Preventing Mental Illness: The Last Frontier with Dr. Robert Cancro and Mike Wallace Click here to download video (17.2 MB)
Mental Illness Diagnosis and Treatment Click here to download video (19.2 MB)
Mission
Understand the causes of mental disorders so that they can be prevented before their onset.
Letter by Dr. Robert Cancro
Medical science has reached the point where mental illness prevention is not an unrealistic dream. Under the leadership of NYU School of Medicine's Professor Dr. Robert Cancro, The Mental Illness Prevention Center has been created as a response to this severe and under-recognized public health crisis. It is our mission to understand the causes of mental disorders so that they can be prevented before their onset. Future generations deserve no less than this.
It is a strange contradiction that as economic conditions have improved over the last fifty years, many of the psychological problems we face as a nation have gotten worse. Violence is everywhere. Young people commit suicide. Assassinations. Columbine. Jonestown. Divorce. Drugs. Terrorism.
Psychiatry has responded to this crisis by learning how to suppress many symptoms and behaviors. This is like taking a painkiller to suppress the pain, but not curing the cause of the pain. Clearly, symptom suppression is worthwhile, but we have to move towards the eradication of major mental problems before they can damage future generations.
The fundamental mission of MIPC is to prevent the onset of mental disorders by identifying the predisposing abnormalities that put a person at risk. Initially, we can screen populations using standard scales to identify people who are at increased risk for illnesses such as depression or obsessive compulsive disorder. MIPC recognizes the limitation of this methodology. What makes a disease is the underlying abnormal physiology of the individual and not the way it manifests itself. The person who has tuberculosis of the lung does not look like a person who has tuberculosis of the spleen, but they in fact have the same disease and should be treated in the same manner. The ability of our field to image the living brain makes it possible to identify abnormalities that predispose individuals to future illness. As we understand these abnormalities, we should ultimately be able to correct them so as to prevent the onset of the disorder.
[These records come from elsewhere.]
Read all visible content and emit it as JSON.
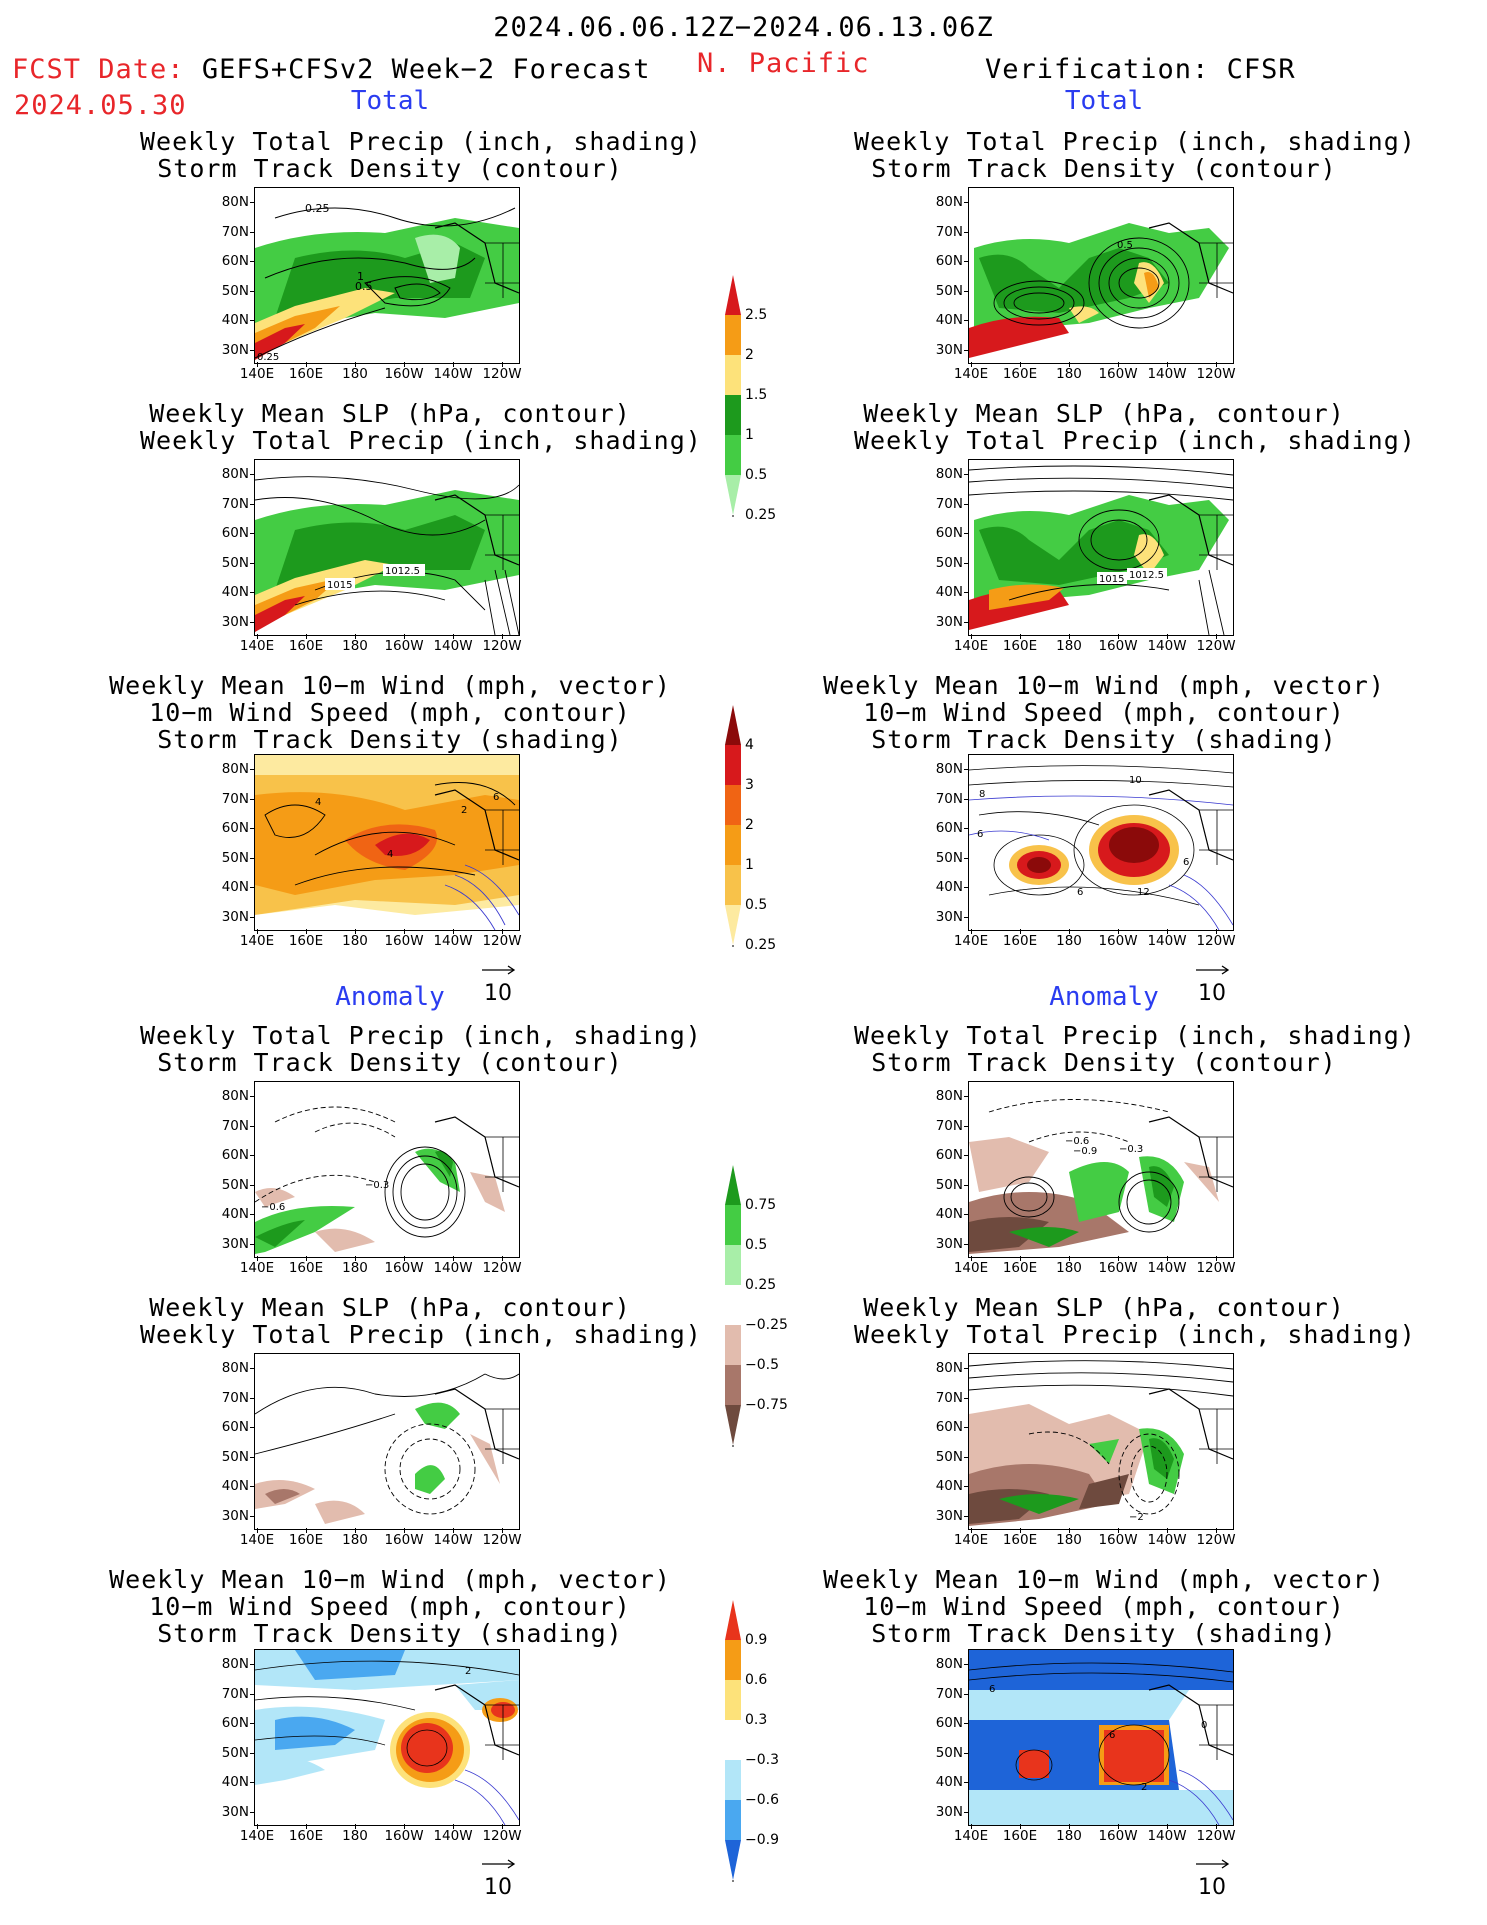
{
  "header": {
    "date_range": "2024.06.06.12Z−2024.06.13.06Z",
    "fcst_prefix": "FCST Date:",
    "fcst_model": "GEFS+CFSv2 Week−2 Forecast",
    "fcst_date": "2024.05.30",
    "region": "N. Pacific",
    "verification": "Verification: CFSR"
  },
  "sections": {
    "total_left": "Total",
    "total_right": "Total",
    "anomaly_left": "Anomaly",
    "anomaly_right": "Anomaly"
  },
  "titles": {
    "precip_track": [
      "Weekly Total Precip (inch, shading)",
      "Storm Track Density (contour)"
    ],
    "slp_precip": [
      "Weekly Mean SLP (hPa, contour)",
      "Weekly Total Precip (inch, shading)"
    ],
    "wind_track": [
      "Weekly Mean 10−m Wind (mph, vector)",
      "10−m Wind Speed (mph, contour)",
      "Storm Track Density (shading)"
    ]
  },
  "map_axes": {
    "lat_labels": [
      "80N",
      "70N",
      "60N",
      "50N",
      "40N",
      "30N"
    ],
    "lon_labels": [
      "140E",
      "160E",
      "180",
      "160W",
      "140W",
      "120W"
    ]
  },
  "vector_reference": "10",
  "colorbars": {
    "precip_total": {
      "labels": [
        "2.5",
        "2",
        "1.5",
        "1",
        "0.5",
        "0.25"
      ],
      "colors": [
        "#d7191c",
        "#f59c16",
        "#fde27a",
        "#1d9a1d",
        "#44cc44",
        "#a8eea8"
      ]
    },
    "track_total": {
      "labels": [
        "4",
        "3",
        "2",
        "1",
        "0.5",
        "0.25"
      ],
      "colors": [
        "#8b0a0a",
        "#d7191c",
        "#f06414",
        "#f59c16",
        "#f8c24a",
        "#fdeaa0"
      ]
    },
    "precip_anom": {
      "labels": [
        "0.75",
        "0.5",
        "0.25",
        "−0.25",
        "−0.5",
        "−0.75"
      ],
      "colors": [
        "#1d9a1d",
        "#44cc44",
        "#a8eea8",
        "#ffffff",
        "#e2bcae",
        "#a8776a",
        "#6e4a3e"
      ]
    },
    "track_anom": {
      "labels": [
        "0.9",
        "0.6",
        "0.3",
        "−0.3",
        "−0.6",
        "−0.9"
      ],
      "colors": [
        "#e8341c",
        "#f59c16",
        "#fde27a",
        "#ffffff",
        "#b2e6f8",
        "#4aa8f0",
        "#1e64d8"
      ]
    }
  },
  "contour_labels": {
    "p1_left": [
      "0.25",
      "1",
      "0.5",
      "0.25"
    ],
    "p1_right": [
      "0.5"
    ],
    "p2_left": [
      "1015",
      "1012.5"
    ],
    "p2_right": [
      "1015",
      "1012.5"
    ],
    "p3_left": [
      "4",
      "4",
      "2",
      "6"
    ],
    "p3_right": [
      "10",
      "8",
      "6",
      "6",
      "6",
      "12"
    ],
    "p4_left": [
      "−0.6",
      "−0.3"
    ],
    "p4_right": [
      "−0.6",
      "−0.9",
      "−0.3"
    ],
    "p5_right": [
      "−2"
    ],
    "p6_left": [
      "2"
    ],
    "p6_right": [
      "6",
      "6",
      "0",
      "2"
    ]
  }
}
The underlying concept of MIPC is that mental disorders are a result of the failure of adaptation. Every adaptation can be understood as the successful balancing of the resources available to the individual to the demands placed upon that individual. The myriad demands that life places on us are stresses. Stress, however, should not be understood as a negative force. Stress is an integral part of life. Dealing with stress successfully is necessary for adaptation and growth. When the stressors exceed the individual’s adaptive capacity, the physiologic result is a temporary imbalance in the body’s adaptive mechanisms. This imbalance can become permanent and predispose an individual to increased vulnerability to future stressful events. The severity and the frequency of the stressors are critical determinants in producing the permanent imbalance. Stress that produces such a permanent imbalance can be conceptualized as trauma. These adaptive failures are most likely to occur early in development and are predisposing to less effective responses in later life. While the form the illness takes may be predetermined genetically, the fact of the breakdown into illness is the result of failure of stress management.